#"750. mL"# of a #"5.0 M"# solution needs to be diluted to #"1.0 M"#. How much water should be added to reach this concentration?

1 Answer
Mar 3, 2017

#3.0 * 10^3"mL"#

Explanation:

The trick here is to realize that because the amount of solute must remain constant in a dilution, the decrease in concentration must be equal to the increase in volume.

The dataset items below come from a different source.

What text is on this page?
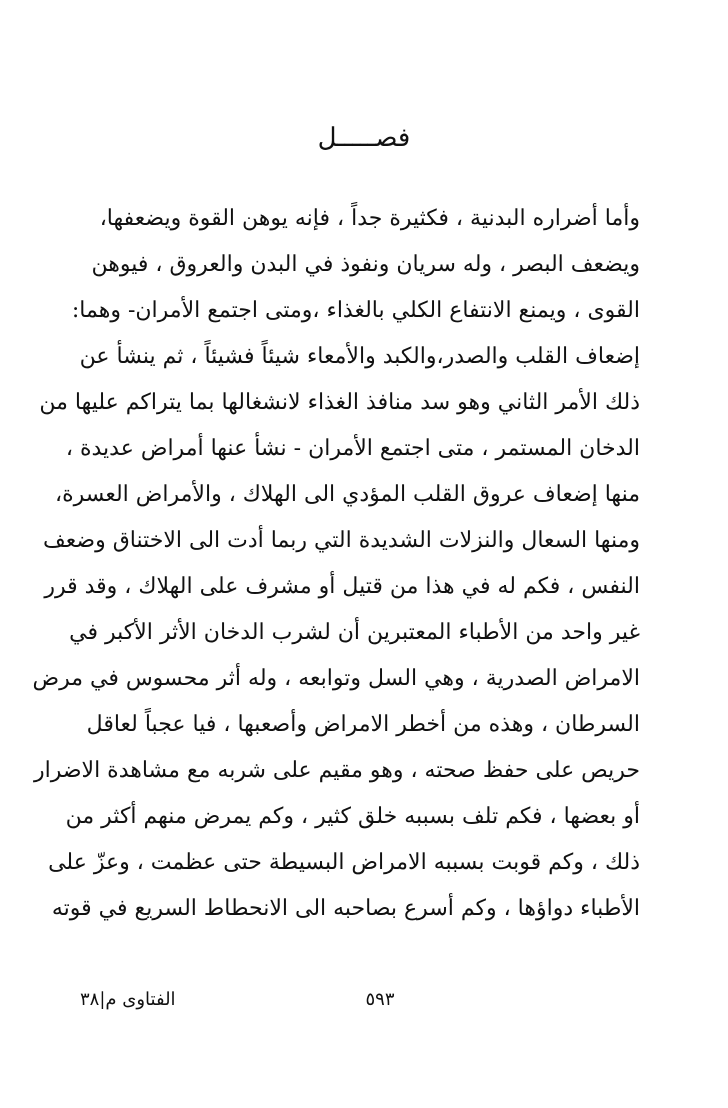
فصـــــل
وأما أضراره البدنية ، فكثيرة جداً ، فإنه يوهن القوة ويضعفها،
ويضعف البصر ، وله سريان ونفوذ في البدن والعروق ، فيوهن
القوى ، ويمنع الانتفاع الكلي بالغذاء ،ومتى اجتمع الأمران- وهما:
إضعاف القلب والصدر،والكبد والأمعاء شيئاً فشيئاً ، ثم ينشأ عن
ذلك الأمر الثاني وهو سد منافذ الغذاء لانشغالها بما يتراكم عليها من
الدخان المستمر ، متى اجتمع الأمران - نشأ عنها أمراض عديدة ،
منها إضعاف عروق القلب المؤدي الى الهلاك ، والأمراض العسرة،
ومنها السعال والنزلات الشديدة التي ربما أدت الى الاختناق وضعف
النفس ، فكم له في هذا من قتيل أو مشرف على الهلاك ، وقد قرر
غير واحد من الأطباء المعتبرين أن لشرب الدخان الأثر الأكبر في
الامراض الصدرية ، وهي السل وتوابعه ، وله أثر محسوس في مرض
السرطان ، وهذه من أخطر الامراض وأصعبها ، فيا عجباً لعاقل
حريص على حفظ صحته ، وهو مقيم على شربه مع مشاهدة الاضرار
أو بعضها ، فكم تلف بسببه خلق كثير ، وكم يمرض منهم أكثر من
ذلك ، وكم قوبت بسببه الامراض البسيطة حتى عظمت ، وعزّ على
الأطباء دواؤها ، وكم أسرع بصاحبه الى الانحطاط السريع في قوته
٥٩٣
الفتاوى م|٣٨
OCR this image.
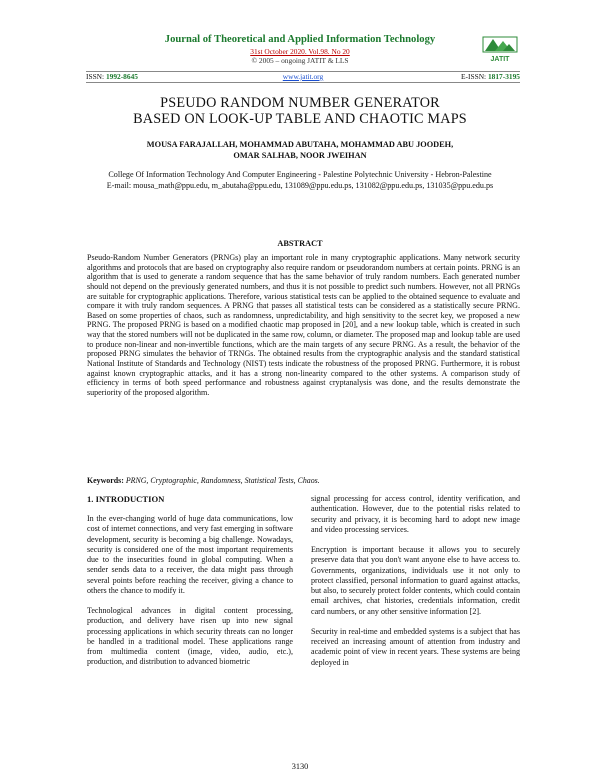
Journal of Theoretical and Applied Information Technology
31st October 2020. Vol.98. No 20
© 2005 – ongoing JATIT & LLS	JATIT
ISSN: 1992-8645	www.jatit.org	E-ISSN: 1817-3195
PSEUDO RANDOM NUMBER GENERATOR
BASED ON LOOK-UP TABLE AND CHAOTIC MAPS
MOUSA FARAJALLAH, MOHAMMAD ABUTAHA, MOHAMMAD ABU JOODEH,
OMAR SALHAB, NOOR JWEIHAN
College Of Information Technology And Computer Engineering - Palestine Polytechnic University - Hebron-Palestine
E-mail: mousa_math@ppu.edu, m_abutaha@ppu.edu, 131089@ppu.edu.ps, 131082@ppu.edu.ps, 131035@ppu.edu.ps
ABSTRACT
Pseudo-Random Number Generators (PRNGs) play an important role in many cryptographic applications. Many network security algorithms and protocols that are based on cryptography also require random or pseudorandom numbers at certain points. PRNG is an algorithm that is used to generate a random sequence that has the same behavior of truly random numbers. Each generated number should not depend on the previously generated numbers, and thus it is not possible to predict such numbers. However, not all PRNGs are suitable for cryptographic applications. Therefore, various statistical tests can be applied to the obtained sequence to evaluate and compare it with truly random sequences. A PRNG that passes all statistical tests can be considered as a statistically secure PRNG. Based on some properties of chaos, such as randomness, unpredictability, and high sensitivity to the secret key, we proposed a new PRNG. The proposed PRNG is based on a modified chaotic map proposed in [20], and a new lookup table, which is created in such way that the stored numbers will not be duplicated in the same row, column, or diameter. The proposed map and lookup table are used to produce non-linear and non-invertible functions, which are the main targets of any secure PRNG. As a result, the behavior of the proposed PRNG simulates the behavior of TRNGs. The obtained results from the cryptographic analysis and the standard statistical National Institute of Standards and Technology (NIST) tests indicate the robustness of the proposed PRNG. Furthermore, it is robust against known cryptographic attacks, and it has a strong non-linearity compared to the other systems. A comparison study of efficiency in terms of both speed performance and robustness against cryptanalysis was done, and the results demonstrate the superiority of the proposed algorithm.
Keywords: PRNG, Cryptographic, Randomness, Statistical Tests, Chaos.
1. INTRODUCTION

In the ever-changing world of huge data communications, low cost of internet connections, and very fast emerging in software development, security is becoming a big challenge. Nowadays, security is considered one of the most important requirements due to the insecurities found in global computing. When a sender sends data to a receiver, the data might pass through several points before reaching the receiver, giving a chance to others the chance to modify it.

Technological advances in digital content processing, production, and delivery have risen up into new signal processing applications in which security threats can no longer be handled in a traditional model. These applications range from multimedia content (image, video, audio, etc.), production, and distribution to advanced biometric

signal processing for access control, identity verification, and authentication. However, due to the potential risks related to security and privacy, it is becoming hard to adopt new image and video processing services.

Encryption is important because it allows you to securely preserve data that you don't want anyone else to have access to. Governments, organizations, individuals use it not only to protect classified, personal information to guard against attacks, but also, to securely protect folder contents, which could contain email archives, chat histories, credentials information, credit card numbers, or any other sensitive information [2].

Security in real-time and embedded systems is a subject that has received an increasing amount of attention from industry and academic point of view in recent years. These systems are being deployed in

3130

In other words, diluting a solution will decrease its concentration by a factor #"DF"# and increase its volume by the same factor #"DF"#.

This factor is called the dilution factor and can be written as

#color(blue)(ul(color(black)("DF" = overbrace(c_"concentrated"/c_"diluted")^(color(red)("decrease in concentration")) = overbrace(V_"diluted"/V_"concentrated")^(color(purple)("increase in volume")) )))#

In your case, the concentration decreases by a factor of

#"DF" = (5.0 color(red)(cancel(color(black)("M"))))/(1.0color(red)(cancel(color(black)("M")))) = color(blue)(5)#

which means that the volume must increase by factor of #color(blue)(5)#

#V_"diluted" = color(blue)(5) * "750. mL" = "3750 mL"#

This means that you must add

#"volume of water" = "3750 mL" - "750. mL" = color(darkgreen)(ul(color(black)(3.0 * 10^(3)color(white)(.)"mL")))#

of water to your concentrated solution in order to dilute it from #"5 M"# to #"1 M"#.

The answer is rounded to two sig figs.